The Examiner and another Hearst newspaper, the Los Angeles Herald-Express, later sensationalised the case, with one article from the Examiner describing the black tailored suit Short was last seen wearing as "a tight skirt and a sheer blouse".The media nicknamed her as the "Black Dahlia" and described her as an "adventuress" who "prowled Hollywood Boulevard". Additional newspaper reports, such as one published in the Los Angeles Times on January 17, deemed the murder a "sex fiend slaying".

On January 21, 1947, a person claiming to be Short's killer placed a phone call to the office of James Richardson, the editor of the Examiner, congratulating Richardson on the newspaper's coverage of the case, and stated he planned on eventually turning himself in, but not before allowing police to pursue him further. Additionally, the caller told Richardson to "expect some souvenirs of Beth Short in the mail".


On January 24, a suspicious manila envelope was discovered by a U.S. Postal Service worker: The envelope had been addressed to "The Los Angeles Examiner and other Los Angeles papers" with individual words that had been cut-and-pasted from newspaper clippings; additionally, a large message on the face of the envelope read: "Here is Dahlia's belongings, letter to follow". The envelope contained Short's birth certificate, business cards, photographs, names written on pieces of paper, and an address book with the name Mark Hansen embossed on the cover. The packet had been carefully cleaned with gasoline, similarly to Short's body, which led police to suspect the packet had been sent directly by her killer.


Despite the efforts to clean the packet, several partial fingerprints were lifted from the envelope and sent to the FBI for testing; however, the prints were compromised in transit and thus could not be properly analysed. The same day the packet was received by the Examiner, a handbag and a black suede shoe were reported to have been seen on top of a garbage can in an alley a short distance from Norton Avenue, 3.2 km from where Short's body had been discovered.
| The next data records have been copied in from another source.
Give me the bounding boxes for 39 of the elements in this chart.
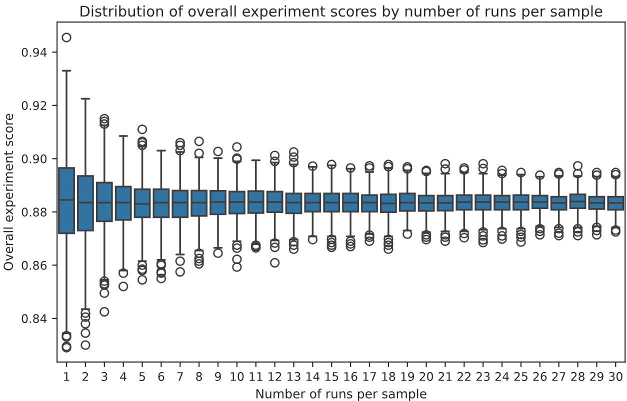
x-tick-label: 9 — [214, 372, 221, 381]
x-tick-label: 20 — [420, 372, 434, 381]
x-tick-label: 11 — [250, 372, 262, 381]
x-tick-label: 18 — [382, 372, 396, 381]
x-tick-label: 23 — [476, 372, 490, 381]
x-tick-label: 5 — [139, 372, 145, 381]
x-tick-label: 6 — [158, 372, 164, 381]
x-tick-label: 25 — [514, 372, 528, 381]
x-tick-label: 16 — [344, 372, 358, 381]
y-tick-label: 0.94 — [22, 48, 47, 57]
y-tick-label: 0.86 — [22, 260, 47, 270]
x-tick-label: 14 — [306, 372, 320, 381]
x-tick-label: 13 — [288, 372, 300, 381]
x-tick-label: 17 — [363, 372, 376, 381]
x-tick-label: 21 — [438, 372, 452, 381]
x-tick-label: 7 — [177, 372, 183, 381]
x-tick-label: 1 — [64, 372, 70, 381]
x-tick-label: 28 — [571, 372, 584, 381]
y-tick-label: 0.84 — [22, 314, 47, 324]
x-tick-label: 27 — [552, 372, 566, 381]
x-tick-label: 4 — [120, 372, 126, 381]
x-tick-label: 8 — [196, 372, 202, 381]
x-tick-label: 26 — [533, 372, 547, 381]
x-tick-label: 2 — [82, 372, 88, 381]
x-axis-title: Number of runs per sample — [256, 388, 426, 401]
x-tick-label: 24 — [495, 372, 509, 381]
y-tick-label: 0.90 — [22, 154, 47, 164]
y-tick-label: 0.88 — [22, 208, 47, 217]
x-tick-label: 10 — [230, 372, 244, 381]
x-tick-label: 30 — [609, 372, 622, 381]
x-tick-label: 15 — [325, 372, 338, 381]
y-axis-title: Overall experiment score — [3, 114, 16, 270]
x-tick-label: 19 — [401, 372, 414, 381]
y-tick-label: 0.92 — [22, 101, 46, 110]
x-tick-label: 12 — [268, 372, 282, 381]
x-tick-label: 22 — [458, 372, 470, 381]
x-tick-label: 3 — [102, 372, 108, 381]
x-tick-label: 29 — [590, 372, 604, 381]
chart-title: Distribution of overall experiment scores by number of runs per sample — [80, 5, 602, 20]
The items were recovered by police, but they had also been wiped clean with gasoline, destroying any fingerprints.

On March 14, an apparent suicide note scrawled in pencil on a bit of paper was found tucked in a shoe in a pile of men's clothing by the ocean's edge at the foot of Breeze Ave. Venice. The note read: "To whom it may concern: I have waited for the police to capture me for the Black Dahlia killing, but have not. I am too much of a coward to turn myself in, so this is the best way out for me. I couldn't help myself for that, or this. Sorry, Mary."

The Los Angeles Police Department interviewed over 150 men in the ensuing weeks whom they believed to be potential suspects. A total of 750 investigators from the LAPD and other departments worked on the case during its initial stages, including 400 sheriff's deputies and 250 California State patrol officers. Various locations were searched for potential evidence, including storm drains throughout Los Angeles, abandoned structures, and various sites along the Los Angeles River, but the searches yielded no further evidence.


By the spring of 1947, Short's murder had become a cold case with few new leads. Sergeant Finis Brown, one of the lead detectives on the case, blamed the press for compromising the investigation through reporters' probing of details and unverified reporting.

The notoriety of Short's murder has spurred a large number of confessions over the years, many of which have been deemed false. During the initial investigation into her murder, police received a total of 60 confessions, most made by men. Since that time, over 500 people have confessed to the crime, some of whom had not even been born at the time of her death.


Short's murder has been described as one of the most brutal and culturally enduring crimes in American history, and Time magazine listed it as one of the most infamous unsolved cases in the world.